Point-of-Sale Password Recovery⚓︎
Difficulty:
Direct link: santashop website
Terminal hint: Linux Primer
Objective⚓︎
Request
Help Sugarplum Mary in the Courtyard find the supervisor password for the point-of-sale terminal. What's the password?
Sugarplum Mary
Hey, wouldja' mind helping me get into my point-of-sale terminal?
It's down, and we kinda' need it running.
Problem is: it is asking for a password. I never set one!
Can you help me figure out what it is so I can get set up?
Shinny says this might be an Electron application.
Hints⚓︎
Electron ASAR Extraction
There are tools and guides explaining how to extract ASAR from Electron apps.
Electron Applications
It's possible to extract the source code from an Electron app.
Solution⚓︎
Download the santa-shop.exe binary using the link provided on the santa-shop website.
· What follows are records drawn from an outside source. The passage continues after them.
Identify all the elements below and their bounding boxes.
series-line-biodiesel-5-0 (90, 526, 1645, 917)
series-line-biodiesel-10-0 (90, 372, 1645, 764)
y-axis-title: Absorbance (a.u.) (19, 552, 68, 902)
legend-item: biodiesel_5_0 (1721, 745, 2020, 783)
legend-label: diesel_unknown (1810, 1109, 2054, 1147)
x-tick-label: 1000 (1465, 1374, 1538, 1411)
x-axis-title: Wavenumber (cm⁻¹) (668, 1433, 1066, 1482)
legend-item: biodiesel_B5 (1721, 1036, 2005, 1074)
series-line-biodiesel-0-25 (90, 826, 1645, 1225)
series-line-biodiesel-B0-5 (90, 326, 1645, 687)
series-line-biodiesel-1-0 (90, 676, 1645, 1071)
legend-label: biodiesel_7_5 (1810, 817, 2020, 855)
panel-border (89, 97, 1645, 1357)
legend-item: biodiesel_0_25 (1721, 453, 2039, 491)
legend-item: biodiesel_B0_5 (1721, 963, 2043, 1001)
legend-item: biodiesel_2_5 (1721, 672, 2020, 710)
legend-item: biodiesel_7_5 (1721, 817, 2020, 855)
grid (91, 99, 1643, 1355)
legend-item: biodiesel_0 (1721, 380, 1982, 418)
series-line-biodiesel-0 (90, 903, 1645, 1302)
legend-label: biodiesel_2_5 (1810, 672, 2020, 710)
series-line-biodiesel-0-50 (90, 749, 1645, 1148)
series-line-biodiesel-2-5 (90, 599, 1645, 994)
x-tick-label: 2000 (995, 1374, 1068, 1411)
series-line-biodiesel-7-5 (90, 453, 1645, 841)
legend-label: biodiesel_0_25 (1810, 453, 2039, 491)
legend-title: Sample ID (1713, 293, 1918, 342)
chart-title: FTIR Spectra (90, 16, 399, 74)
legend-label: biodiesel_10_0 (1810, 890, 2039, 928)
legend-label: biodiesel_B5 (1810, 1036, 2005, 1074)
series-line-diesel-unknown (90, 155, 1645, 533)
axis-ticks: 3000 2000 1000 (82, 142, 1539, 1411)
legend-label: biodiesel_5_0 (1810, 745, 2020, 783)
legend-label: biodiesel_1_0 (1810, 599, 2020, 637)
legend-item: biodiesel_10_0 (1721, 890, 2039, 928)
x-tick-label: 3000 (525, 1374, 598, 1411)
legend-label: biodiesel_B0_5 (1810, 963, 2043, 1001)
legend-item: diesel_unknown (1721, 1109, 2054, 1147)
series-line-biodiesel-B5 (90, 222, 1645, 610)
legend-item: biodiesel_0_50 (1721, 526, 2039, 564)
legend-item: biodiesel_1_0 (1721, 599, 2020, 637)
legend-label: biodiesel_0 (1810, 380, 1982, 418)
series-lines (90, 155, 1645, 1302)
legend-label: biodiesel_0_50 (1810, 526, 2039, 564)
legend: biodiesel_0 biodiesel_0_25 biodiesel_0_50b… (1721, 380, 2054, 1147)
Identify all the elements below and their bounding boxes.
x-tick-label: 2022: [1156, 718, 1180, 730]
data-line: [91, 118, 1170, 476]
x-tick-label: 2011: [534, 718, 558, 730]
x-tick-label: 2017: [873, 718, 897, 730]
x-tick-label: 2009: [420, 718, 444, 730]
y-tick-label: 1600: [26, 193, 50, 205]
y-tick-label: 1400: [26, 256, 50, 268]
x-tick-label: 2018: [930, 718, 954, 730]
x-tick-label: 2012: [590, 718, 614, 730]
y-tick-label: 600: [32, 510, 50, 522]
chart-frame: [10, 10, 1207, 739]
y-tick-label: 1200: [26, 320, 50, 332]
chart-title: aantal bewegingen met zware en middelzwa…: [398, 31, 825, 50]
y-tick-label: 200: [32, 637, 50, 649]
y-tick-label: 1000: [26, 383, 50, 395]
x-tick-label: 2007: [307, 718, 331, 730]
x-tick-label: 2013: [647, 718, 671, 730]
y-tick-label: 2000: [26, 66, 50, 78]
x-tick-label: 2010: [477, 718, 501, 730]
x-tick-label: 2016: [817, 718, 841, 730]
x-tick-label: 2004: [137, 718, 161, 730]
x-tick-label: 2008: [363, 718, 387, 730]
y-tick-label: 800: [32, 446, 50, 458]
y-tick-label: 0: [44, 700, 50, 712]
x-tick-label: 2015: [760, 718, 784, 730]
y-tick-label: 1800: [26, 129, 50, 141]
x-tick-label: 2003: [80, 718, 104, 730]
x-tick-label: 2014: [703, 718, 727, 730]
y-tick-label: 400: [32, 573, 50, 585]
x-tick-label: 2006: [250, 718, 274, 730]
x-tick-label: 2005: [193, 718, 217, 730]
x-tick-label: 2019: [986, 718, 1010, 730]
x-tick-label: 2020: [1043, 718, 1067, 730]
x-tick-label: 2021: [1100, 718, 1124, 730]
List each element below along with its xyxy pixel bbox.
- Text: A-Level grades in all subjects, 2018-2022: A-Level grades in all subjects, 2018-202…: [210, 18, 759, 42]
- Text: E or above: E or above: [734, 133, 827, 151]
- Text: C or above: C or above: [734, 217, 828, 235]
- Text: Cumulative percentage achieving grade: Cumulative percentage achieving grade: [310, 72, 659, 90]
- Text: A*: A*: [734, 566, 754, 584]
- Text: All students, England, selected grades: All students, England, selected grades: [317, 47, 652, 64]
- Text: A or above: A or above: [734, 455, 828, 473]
The file
command tells us it's a Windows executable (thanks Captain Obvious) and a Nullsoft Installer self-extracting archive, which means we can extract the contents using pretty much any capable archive manager. 7-Zip on Windows, Engrampa on Kali Linux, and The Unarchiver on macOS all work. Inside the binary you'll find a 7-zip archive named app-64.7z
. Extract that as well.
The app.assar
archive file is what we're looking for. While the hints provided by Sugarplum Mary point to a tool and a guide on how to extract these types of archives, all we really need is grep -a pass app.asar
to search for lines containing the string pass.
Asar file format
Asar is a simple extensive archive format, it works like tar that concatenates all files together without compression, while having random access support.
Concatenating plaintext and binary files together doesn't modify the data. In other words, because no compression is being applied, any plaintext information that goes into the Asar archive remains plaintext and will be searchable. The -a
parameter forces grep
to treat the whole file as ASCII text and print any matching lines to the command line.